Secondo Ballario “tali artifici contabili ebbero un duplice effetto: 1) da un lato consentirono a Bfc di rispettare i parametri imposti dalle Norme federali in tema di iscrizione ai campionati professionistici; 2) dall’altro, consentirono la postergazione dello stato di insolvenza in capo a Bfc e, conseguentemente alle altre società del gruppo ad essa collegate”. La relazione aggiunge che “la diversificazione non correlata nel comparto immobiliare, attraverso le controllate Spectre Srl e Cafi Srl (progetto “Mondobologna”), sulla base di ipotesi particolarmente incerte e rischiose, con dispersione di risorse finanziarie e sostenimento di perdite, ha senza alcun dubbio concorso (…) al generale squilibrio del gruppo e della holding Victoria 2000 Srl, fino al suo tracollo. Appare conclusivamente evidente che non fu la retrocessione in serie B del Bologna Fc al termine della stagione sportiva 2004-2005 a determinarne il fallimento”.
Cosa dice Gazzoni? In una memoria depositata dai suoi avvocati parla di “erroneità della perizia (…) che sconta il doppio peccato originale di limitarsi ai dati di bilancio e di non tenere conto delle precedenti cessioni e delle offerte di acquisto delle azioni (unico dato da cui derivare il vero valore di una società, in specie sportiva) che abbiamo prodotto con la precedente memoria”. Curioso che Gazzoni consideri un “peccato originale” una perizia basata sui “dati di bilancio”, visto che proprio questo è l’oggetto della perizia di Ballario. Su cosa dovrebbe basarsi una perizia che analizzi lo stato di salute economico, finanziario e patrimoniale di una società?
Gli avvocati di Gazzoni però si oppongono alla richiesta di consulenza tecnica d’ufficio avanzata dalla Juventus e avente per oggetto l’indagine circa “la reale situazione economica, finanziaria, patrimoniale di Victoria Srl alla data del 30 giugno 2004”. E Gazzoni si oppone anche alla richiesta di Giraudo di ulteriori indagini sui conti del Bologna Fc fino al momento dell’iscrizione al campionato 2004-2005, se il giudice ritenesse non sufficiente la documentazione prodotta.
C’è un altro punto, esterno al processo, che potrebbe incidere sulle decisione del giudice. E’ rimasta sotto traccia la notizia che Gazzoni aveva già chiesto i danni all’ex proprietario della Reggina Calcio, Lillo Foti, con un’azione legale presentata anni fa al Tribunale di Modena.
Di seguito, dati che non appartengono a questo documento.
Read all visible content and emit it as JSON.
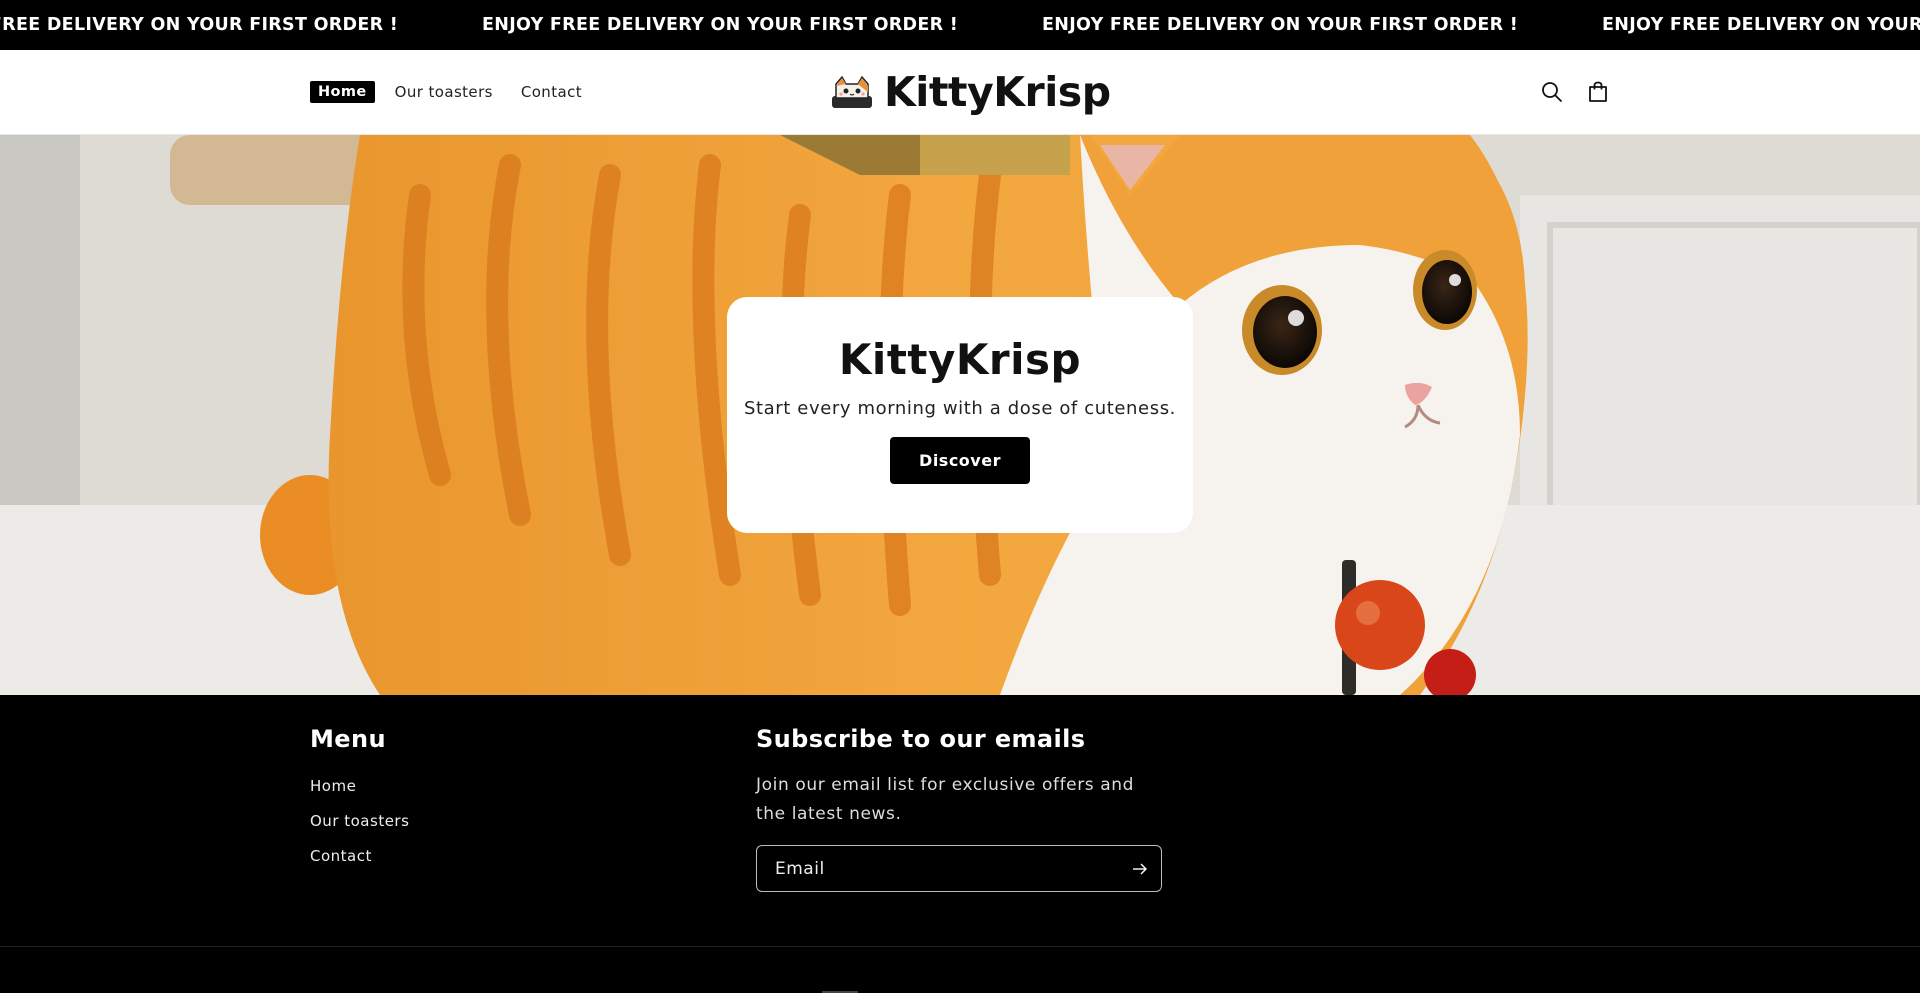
{
  "announcement": {
    "messages": [
      "ENJOY FREE DELIVERY ON YOUR FIRST ORDER !",
      "ENJOY FREE DELIVERY ON YOUR FIRST ORDER !",
      "ENJOY FREE DELIVERY ON YOUR FIRST ORDER !",
      "ENJOY FREE DELIVERY ON YOUR FIRST ORDER !"
    ]
  },
  "header": {
    "nav": [
      {
        "label": "Home",
        "active": true
      },
      {
        "label": "Our toasters",
        "active": false
      },
      {
        "label": "Contact",
        "active": false
      }
    ],
    "logo_text": "KittyKrisp",
    "icons": [
      "search-icon",
      "cart-icon"
    ]
  },
  "hero": {
    "title": "KittyKrisp",
    "subtitle": "Start every morning with a dose of cuteness.",
    "button_label": "Discover"
  },
  "footer": {
    "menu_heading": "Menu",
    "menu_items": [
      "Home",
      "Our toasters",
      "Contact"
    ],
    "subscribe_heading": "Subscribe to our emails",
    "subscribe_text": "Join our email list for exclusive offers and the latest news.",
    "email_placeholder": "Email"
  },
  "colors": {
    "background": "#000000",
    "header_bg": "#ffffff",
    "cat_orange": "#f0a53a",
    "cat_white": "#f7f4ef"
  }
}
Gli avvocati di Giraudo avanzano il dubbio che per le stesse vicende si possa fare una successiva richiesta di danni ad altri soggetti.
Ma Gazzoni è uomo abituato alle battaglie in tribunale. Come dimostra anche la causa fatta a quella che è stata l’ex compagna per un decennio fino al 2005, la designer americana Katherine Price, ex moglie di Leonardo Mondadori. Gazzoni ha chiesto di riavere i costosissimi regali che le aveva fatto, tra cui gioielli, un diamante di tredici carati, un quadro di Pablo Picasso da un milione di euro e altre tele. La signora si è rifiutata. La Cassazione ha riconosciuto il diritto della signora a tenersi tutti i regali, tranne il prezioso Picasso, non considerabile un dono come gli altri “perché la donazione, avvenuta a chiusura di uno screzio tra le parti, unitamente al regalo di un brillante da tredici carati, costituiva apprezzabile depauperamento del patrimonio del donante”. Avrebbe pertanto “richiesto la forma dell’articolo 782 del codice civile”, quantomeno la certificazione di un notaio. I rapporti tra Gazzoni e la signora Price sarebbero ancora buoni, a quanto si racconta. Ma per Calciopoli è tutta un’altra musica.